On this being a tough fight, Karti says: “I know the political reality; I also know the strength of the Congress organisation in Sivaganga. It’s a well-oiled, deep-rooted political machinery. I can reach out to the nooks and corners of the constituency; can the BJP reach such small villages in Tamil Nadu?”

The positives He next reels out the “positive things” done by his father. “Central government programmes work well here; we’ve opened many bank branches and 10 Bharti schools, deepened over 400 village tanks, BHEL has come here as also Reliance and Essar call centres. We’ve given 19,000 students loans in the constituency in the last five years,” he says.

“What has the AIADMK done? Opened liquor shops. We say padi, padi, padi (study) through student loans; they say kudi, kudi kudi (drink)!”

Barely 20 metres from the mosque, Abu Taher, caretaker of an orchard, shakes his head and says: “We never saw the father or son here in the last five years. Why would anybody here vote for him?” He thinks it’ll be Jayalalithaa’s victory.

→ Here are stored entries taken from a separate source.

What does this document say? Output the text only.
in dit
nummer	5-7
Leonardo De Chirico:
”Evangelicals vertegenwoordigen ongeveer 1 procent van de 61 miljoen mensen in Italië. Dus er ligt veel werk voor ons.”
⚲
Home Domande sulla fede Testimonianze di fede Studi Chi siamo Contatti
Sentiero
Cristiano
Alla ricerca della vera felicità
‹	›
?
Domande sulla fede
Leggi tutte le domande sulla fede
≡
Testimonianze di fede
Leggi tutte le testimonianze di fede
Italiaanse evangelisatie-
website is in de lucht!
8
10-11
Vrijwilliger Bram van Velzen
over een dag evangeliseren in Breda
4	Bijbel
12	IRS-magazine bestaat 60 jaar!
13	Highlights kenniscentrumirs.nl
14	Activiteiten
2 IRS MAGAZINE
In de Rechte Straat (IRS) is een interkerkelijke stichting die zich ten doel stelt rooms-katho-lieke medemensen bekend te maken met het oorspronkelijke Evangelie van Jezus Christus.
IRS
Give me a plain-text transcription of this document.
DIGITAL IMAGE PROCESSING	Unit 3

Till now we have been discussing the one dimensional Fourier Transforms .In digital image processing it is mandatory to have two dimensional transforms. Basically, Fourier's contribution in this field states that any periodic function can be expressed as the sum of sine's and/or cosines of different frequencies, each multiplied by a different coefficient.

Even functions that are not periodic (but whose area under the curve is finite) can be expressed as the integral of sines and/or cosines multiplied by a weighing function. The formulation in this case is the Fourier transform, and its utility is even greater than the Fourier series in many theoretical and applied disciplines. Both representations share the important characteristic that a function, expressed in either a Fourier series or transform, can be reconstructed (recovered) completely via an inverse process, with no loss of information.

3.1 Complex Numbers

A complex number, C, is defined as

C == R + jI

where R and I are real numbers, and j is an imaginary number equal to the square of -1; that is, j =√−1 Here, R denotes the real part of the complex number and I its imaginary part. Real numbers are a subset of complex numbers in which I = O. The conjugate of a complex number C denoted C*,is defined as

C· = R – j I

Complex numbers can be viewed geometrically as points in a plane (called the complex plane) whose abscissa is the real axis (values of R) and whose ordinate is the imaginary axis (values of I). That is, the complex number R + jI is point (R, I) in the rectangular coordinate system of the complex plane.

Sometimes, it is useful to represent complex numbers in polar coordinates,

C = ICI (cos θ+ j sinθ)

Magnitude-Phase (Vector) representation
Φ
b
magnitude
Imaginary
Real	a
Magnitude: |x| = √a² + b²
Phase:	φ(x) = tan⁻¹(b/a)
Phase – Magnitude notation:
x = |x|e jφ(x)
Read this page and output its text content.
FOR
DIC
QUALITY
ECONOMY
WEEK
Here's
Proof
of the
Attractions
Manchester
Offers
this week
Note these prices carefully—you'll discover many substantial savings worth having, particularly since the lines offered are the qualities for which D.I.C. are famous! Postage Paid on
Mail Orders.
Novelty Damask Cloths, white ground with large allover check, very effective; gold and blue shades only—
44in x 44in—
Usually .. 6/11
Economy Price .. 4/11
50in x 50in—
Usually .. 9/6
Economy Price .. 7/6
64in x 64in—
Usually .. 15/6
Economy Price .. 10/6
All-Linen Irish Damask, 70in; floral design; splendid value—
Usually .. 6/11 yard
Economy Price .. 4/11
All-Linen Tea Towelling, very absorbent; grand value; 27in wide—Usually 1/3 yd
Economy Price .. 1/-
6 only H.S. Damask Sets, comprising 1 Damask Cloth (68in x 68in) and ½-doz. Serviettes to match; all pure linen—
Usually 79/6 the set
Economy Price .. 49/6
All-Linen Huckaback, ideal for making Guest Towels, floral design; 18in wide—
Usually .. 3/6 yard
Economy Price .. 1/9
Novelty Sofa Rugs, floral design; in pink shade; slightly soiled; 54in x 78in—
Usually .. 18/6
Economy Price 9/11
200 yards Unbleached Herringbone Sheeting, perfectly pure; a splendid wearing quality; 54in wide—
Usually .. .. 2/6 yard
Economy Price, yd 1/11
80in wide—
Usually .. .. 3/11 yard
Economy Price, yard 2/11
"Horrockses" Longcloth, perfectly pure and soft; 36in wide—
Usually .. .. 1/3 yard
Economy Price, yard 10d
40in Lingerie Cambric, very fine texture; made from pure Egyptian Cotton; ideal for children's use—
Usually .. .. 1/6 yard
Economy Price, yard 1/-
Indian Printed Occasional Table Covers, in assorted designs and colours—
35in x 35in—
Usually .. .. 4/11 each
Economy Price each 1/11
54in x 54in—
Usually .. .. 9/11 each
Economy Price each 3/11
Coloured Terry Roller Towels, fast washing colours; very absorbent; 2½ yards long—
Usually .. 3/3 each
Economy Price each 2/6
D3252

Whether it is Ramesh, a lorry driver, or Kannan, a panchayat member in the next village, they laugh away the Congress’ chance of victory.

Karti puts on a brave face and shrugs when asked if he is prepared to lose in an election where the Congress can’t find any ally. “I am confident of winning; but then I am young and have many elections ahead of me. I’ve come to this place in good times and bad, and am not going to run away,” he says.